Pastorize edilmemiş süt

Bu listemizdeki kaçak olan tek ürün. ABD'de federal hükümet, eyalet sınırları içerisinde çiğ süt dağıtımını yasaklıyor ve 23 eyalet içinde bunu tüketmek yasak. Ama California ve Güney California gibi bazı eyaletlerde pastörize edilmemiş süt kullanılabiliyor ve bu durum röportaj yaptığımız yemek güvenliği uzmanları için bir endişe.

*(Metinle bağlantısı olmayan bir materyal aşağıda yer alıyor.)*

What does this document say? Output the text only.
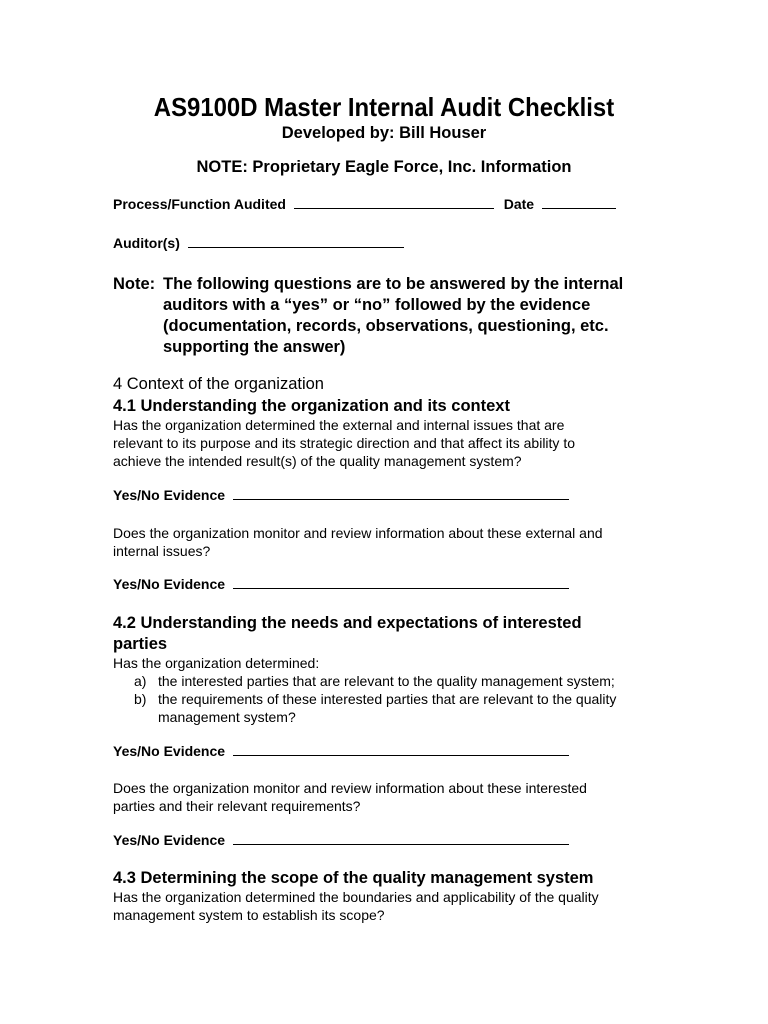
AS9100D Master Internal Audit Checklist
Developed by: Bill Houser
NOTE: Proprietary Eagle Force, Inc. Information
Process/Function Audited	Date
Auditor(s)
Note: The following questions are to be answered by the internal
auditors with a “yes” or “no” followed by the evidence
(documentation, records, observations, questioning, etc.
supporting the answer)
4 Context of the organization
4.1 Understanding the organization and its context
Has the organization determined the external and internal issues that are
relevant to its purpose and its strategic direction and that affect its ability to
achieve the intended result(s) of the quality management system?
Yes/No Evidence
Does the organization monitor and review information about these external and
internal issues?
Yes/No Evidence
4.2 Understanding the needs and expectations of interested
parties
Has the organization determined:
a) the interested parties that are relevant to the quality management system;
b) the requirements of these interested parties that are relevant to the quality
management system?
Yes/No Evidence
Does the organization monitor and review information about these interested
parties and their relevant requirements?
Yes/No Evidence
4.3 Determining the scope of the quality management system
Has the organization determined the boundaries and applicability of the quality
management system to establish its scope?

Kuzey Carolina Eyalet Üniversitesi'nde Güvenli Tabaklar için yardım ve uzantı direktörü çiğ sütü açıkladı. “Pastörize edilmediğinden dolayı içinde Salmonella, E.coli, Brucella, Campylobacter, ve Listeria gibi bakterilerin mevcut olma olasılığı oldukça yüksek.”

Çiğ süt taraftarları, sütü pastörize etmenin içindeki yararlı enzimleri ve nütritleri öldürdüğü hakkında tartışıyorlar ama bu doğru değil. Hatta bunun yerine, pastörize etmek, sütü ısıtma süreci ve bir süre sütü yüksek sıcaklıkta bulundurmak felce, böbrek yetmezliğine ve hatta ölüme sebep olma riski taşıyan patojenlerin yok edilmesine yarıyor.